While it’s often possible to change your appearance once a game has already started, thanks to in-game locations or characters like the Face Sculptor in Skyrim or hairdressers at Fallout 4, it is not as common to see characters change naturally over the course of a game, due to weather or player decisions. It seems, however, that this feature is becoming just as common over time – The Witcher 3: Wild Hunt even allowed for a particular visual change (a tattoo) in the continuity between this one and its predecessor, depending on whether players who imported their previous saves had made certain choices.
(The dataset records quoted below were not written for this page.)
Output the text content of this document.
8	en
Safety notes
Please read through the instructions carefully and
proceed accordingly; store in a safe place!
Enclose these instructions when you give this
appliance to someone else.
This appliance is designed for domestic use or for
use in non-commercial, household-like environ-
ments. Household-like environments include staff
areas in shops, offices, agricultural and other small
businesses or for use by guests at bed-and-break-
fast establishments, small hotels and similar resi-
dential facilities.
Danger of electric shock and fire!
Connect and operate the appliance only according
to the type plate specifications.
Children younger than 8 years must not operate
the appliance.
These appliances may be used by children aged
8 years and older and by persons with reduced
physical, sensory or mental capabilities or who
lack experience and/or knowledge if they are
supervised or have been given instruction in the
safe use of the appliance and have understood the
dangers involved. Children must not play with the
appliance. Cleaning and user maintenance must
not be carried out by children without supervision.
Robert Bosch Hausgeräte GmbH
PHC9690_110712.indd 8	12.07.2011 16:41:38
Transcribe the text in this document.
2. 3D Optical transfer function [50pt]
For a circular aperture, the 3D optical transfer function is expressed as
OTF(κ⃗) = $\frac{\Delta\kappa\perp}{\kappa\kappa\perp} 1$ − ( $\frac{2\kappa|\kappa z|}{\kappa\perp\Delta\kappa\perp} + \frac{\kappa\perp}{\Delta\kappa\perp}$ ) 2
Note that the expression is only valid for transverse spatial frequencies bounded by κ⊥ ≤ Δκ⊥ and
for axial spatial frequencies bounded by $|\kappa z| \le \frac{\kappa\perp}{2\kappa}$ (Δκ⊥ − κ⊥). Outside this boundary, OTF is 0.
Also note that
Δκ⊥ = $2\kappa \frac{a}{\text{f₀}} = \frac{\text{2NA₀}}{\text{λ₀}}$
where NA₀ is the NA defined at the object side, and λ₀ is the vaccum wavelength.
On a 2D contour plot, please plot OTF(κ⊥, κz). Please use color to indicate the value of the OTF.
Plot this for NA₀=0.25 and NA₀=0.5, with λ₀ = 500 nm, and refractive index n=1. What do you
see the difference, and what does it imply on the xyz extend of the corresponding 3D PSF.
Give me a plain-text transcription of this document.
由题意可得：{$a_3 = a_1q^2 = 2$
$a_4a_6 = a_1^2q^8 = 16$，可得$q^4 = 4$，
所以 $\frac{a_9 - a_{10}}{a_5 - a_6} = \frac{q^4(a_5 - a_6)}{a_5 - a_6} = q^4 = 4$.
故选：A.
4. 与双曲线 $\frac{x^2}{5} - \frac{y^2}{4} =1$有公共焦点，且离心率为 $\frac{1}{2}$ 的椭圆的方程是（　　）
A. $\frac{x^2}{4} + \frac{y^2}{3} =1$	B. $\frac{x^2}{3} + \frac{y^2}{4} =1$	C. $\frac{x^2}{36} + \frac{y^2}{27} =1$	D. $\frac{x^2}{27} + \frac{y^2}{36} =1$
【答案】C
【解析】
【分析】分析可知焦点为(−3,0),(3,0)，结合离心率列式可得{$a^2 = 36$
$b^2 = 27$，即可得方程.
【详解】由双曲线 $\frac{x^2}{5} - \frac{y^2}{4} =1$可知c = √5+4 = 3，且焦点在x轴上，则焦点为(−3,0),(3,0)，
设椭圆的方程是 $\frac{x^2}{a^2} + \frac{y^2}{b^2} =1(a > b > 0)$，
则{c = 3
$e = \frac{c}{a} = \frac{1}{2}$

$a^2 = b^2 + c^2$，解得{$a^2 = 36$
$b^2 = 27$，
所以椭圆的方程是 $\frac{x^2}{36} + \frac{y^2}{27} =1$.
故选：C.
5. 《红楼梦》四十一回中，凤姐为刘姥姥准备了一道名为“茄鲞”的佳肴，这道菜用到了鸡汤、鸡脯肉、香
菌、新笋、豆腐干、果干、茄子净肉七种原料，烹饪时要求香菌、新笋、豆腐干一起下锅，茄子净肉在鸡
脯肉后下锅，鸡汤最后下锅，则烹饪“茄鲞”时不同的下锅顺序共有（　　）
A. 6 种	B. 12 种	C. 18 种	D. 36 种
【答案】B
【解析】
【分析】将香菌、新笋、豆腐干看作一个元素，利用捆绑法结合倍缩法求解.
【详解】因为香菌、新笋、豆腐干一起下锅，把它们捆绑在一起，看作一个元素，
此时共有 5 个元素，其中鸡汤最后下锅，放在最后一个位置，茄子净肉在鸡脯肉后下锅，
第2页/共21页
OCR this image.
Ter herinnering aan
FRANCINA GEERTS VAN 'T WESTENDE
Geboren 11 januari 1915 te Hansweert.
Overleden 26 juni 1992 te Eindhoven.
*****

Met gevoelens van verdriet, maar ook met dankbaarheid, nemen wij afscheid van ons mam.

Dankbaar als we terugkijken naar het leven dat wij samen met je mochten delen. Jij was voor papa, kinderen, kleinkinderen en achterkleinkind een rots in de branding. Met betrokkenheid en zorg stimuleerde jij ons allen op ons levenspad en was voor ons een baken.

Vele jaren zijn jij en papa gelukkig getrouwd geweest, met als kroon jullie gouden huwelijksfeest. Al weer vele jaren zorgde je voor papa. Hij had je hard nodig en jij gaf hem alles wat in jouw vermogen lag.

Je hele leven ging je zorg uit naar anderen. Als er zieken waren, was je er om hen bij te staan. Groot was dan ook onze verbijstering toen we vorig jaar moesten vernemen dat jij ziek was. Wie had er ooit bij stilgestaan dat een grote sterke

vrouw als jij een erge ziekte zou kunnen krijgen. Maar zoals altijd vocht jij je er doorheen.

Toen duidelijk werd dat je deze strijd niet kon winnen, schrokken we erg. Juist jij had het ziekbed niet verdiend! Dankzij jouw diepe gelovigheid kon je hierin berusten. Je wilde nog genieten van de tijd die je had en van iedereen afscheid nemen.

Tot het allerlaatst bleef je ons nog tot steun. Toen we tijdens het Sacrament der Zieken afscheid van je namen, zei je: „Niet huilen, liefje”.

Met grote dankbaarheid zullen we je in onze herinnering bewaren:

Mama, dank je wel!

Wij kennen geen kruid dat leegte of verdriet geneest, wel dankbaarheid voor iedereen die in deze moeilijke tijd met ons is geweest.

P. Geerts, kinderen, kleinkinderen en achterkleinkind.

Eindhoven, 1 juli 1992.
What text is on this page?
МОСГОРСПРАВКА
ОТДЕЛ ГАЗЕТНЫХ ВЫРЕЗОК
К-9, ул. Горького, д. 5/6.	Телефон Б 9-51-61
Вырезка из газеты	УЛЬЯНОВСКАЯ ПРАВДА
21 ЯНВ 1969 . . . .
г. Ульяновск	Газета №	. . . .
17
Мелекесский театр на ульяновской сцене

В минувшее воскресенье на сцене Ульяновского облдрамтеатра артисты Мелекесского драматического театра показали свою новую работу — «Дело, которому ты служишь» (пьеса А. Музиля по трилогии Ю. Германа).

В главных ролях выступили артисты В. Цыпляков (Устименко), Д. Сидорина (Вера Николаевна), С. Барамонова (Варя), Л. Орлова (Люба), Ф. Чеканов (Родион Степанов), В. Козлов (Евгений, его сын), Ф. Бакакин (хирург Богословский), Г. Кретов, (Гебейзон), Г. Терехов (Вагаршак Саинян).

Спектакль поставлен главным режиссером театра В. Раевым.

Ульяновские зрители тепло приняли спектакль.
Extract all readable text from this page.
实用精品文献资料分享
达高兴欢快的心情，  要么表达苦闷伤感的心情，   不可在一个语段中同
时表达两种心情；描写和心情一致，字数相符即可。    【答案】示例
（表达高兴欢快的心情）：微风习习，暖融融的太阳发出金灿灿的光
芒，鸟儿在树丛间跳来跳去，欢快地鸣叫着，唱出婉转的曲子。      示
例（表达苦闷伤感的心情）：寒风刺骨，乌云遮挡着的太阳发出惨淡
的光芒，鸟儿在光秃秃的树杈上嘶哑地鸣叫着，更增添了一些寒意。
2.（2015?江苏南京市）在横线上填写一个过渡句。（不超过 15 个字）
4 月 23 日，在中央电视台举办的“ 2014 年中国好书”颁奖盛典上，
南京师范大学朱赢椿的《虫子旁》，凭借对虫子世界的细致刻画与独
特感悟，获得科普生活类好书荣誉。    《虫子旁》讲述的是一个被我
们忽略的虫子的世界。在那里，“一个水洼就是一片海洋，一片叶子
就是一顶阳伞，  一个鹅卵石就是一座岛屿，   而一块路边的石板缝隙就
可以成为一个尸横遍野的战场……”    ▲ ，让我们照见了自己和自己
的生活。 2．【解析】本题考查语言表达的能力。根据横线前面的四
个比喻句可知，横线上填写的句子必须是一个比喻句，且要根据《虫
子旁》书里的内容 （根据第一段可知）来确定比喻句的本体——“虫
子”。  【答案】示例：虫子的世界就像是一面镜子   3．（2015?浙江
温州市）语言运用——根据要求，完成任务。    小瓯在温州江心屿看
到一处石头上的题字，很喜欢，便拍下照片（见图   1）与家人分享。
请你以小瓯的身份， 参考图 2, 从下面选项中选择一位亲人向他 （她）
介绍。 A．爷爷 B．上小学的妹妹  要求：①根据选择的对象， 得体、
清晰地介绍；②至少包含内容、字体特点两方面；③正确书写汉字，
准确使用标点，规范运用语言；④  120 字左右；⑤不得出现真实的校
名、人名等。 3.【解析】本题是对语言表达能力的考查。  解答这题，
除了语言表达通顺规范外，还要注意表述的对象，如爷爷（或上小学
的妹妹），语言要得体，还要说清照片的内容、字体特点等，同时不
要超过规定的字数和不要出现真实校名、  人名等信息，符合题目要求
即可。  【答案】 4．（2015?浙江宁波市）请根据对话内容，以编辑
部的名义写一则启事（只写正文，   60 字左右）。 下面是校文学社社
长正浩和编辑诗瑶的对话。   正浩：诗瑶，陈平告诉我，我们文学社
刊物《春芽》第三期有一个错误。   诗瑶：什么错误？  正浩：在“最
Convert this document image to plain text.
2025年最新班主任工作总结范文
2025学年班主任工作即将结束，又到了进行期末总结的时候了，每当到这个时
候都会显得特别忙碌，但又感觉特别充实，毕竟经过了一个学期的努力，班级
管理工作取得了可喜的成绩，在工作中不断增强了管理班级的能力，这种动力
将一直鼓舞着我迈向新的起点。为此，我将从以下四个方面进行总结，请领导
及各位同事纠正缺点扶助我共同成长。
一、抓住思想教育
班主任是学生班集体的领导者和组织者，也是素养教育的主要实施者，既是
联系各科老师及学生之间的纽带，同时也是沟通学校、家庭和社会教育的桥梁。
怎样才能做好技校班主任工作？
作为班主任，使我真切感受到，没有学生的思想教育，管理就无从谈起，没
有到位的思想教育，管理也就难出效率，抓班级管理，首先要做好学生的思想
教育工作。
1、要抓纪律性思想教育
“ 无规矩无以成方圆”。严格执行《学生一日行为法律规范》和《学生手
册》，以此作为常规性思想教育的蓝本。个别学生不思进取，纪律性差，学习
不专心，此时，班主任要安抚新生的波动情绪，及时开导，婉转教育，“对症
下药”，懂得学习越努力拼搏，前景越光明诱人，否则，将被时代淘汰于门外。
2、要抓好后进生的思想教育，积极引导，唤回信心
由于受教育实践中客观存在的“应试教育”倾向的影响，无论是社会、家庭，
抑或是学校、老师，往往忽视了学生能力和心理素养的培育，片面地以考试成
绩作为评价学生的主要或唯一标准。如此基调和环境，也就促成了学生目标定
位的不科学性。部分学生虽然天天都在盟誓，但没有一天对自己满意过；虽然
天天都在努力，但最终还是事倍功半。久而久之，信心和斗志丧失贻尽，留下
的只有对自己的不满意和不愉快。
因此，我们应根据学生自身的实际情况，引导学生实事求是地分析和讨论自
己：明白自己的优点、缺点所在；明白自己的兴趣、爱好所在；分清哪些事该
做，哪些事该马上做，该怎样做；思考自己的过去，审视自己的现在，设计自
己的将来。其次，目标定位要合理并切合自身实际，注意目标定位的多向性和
But with that of the witcher Gerald, Mass Effect and Red Dead Redemption 2 are two of the best-known examples of games with protagonists that visually reflect the player’s choice.
What player choices impact appearances in RDR2 and Mass Effect
In Mass EffectMuch of Shepard’s appearance has to do with their morality, which in turn is directly influenced by player decisions. This includes both big choices that change the story, and smaller things like dialogue options. After the rebuilding of Shepard at the start of Mass effect 2, they are told that the scars from the procedure will eventually fade as long as their state of mind remains calm. Therefore, Paragon players will notice that Shepard’s cybernetic scars are virtually impossible to notice by Mass effect 3. Renegade players, on the other hand, will see the scars getting worse. Luckily, there is a way to opt out of this experience in Normandy Medical Bay entirely, although it costs a significant amount of valuable resources to obtain. It seems clear that the intended experiment is to tie Shepard’s scars to their behavior.
The protagonist’s progress is slower in RDR2, but probably more dynamic too. In many ways, Arthur is meant to feel more like a real person than many of the game’s other protagonists, and he develops appropriately in a physical sense. In particular, the player’s actions have a direct impact on the degree of change. Arthur’s hair and facial hair grows in real time and can be groomed and shaped by visiting a hairdresser. He can get dirty and take a bath to clean himself. Its sleeves can be rolled up or tucked in. Eating or ignoring food can affect your weight. Red Dead Redemption 2 is a great model for what character development can look like in next-gen video games.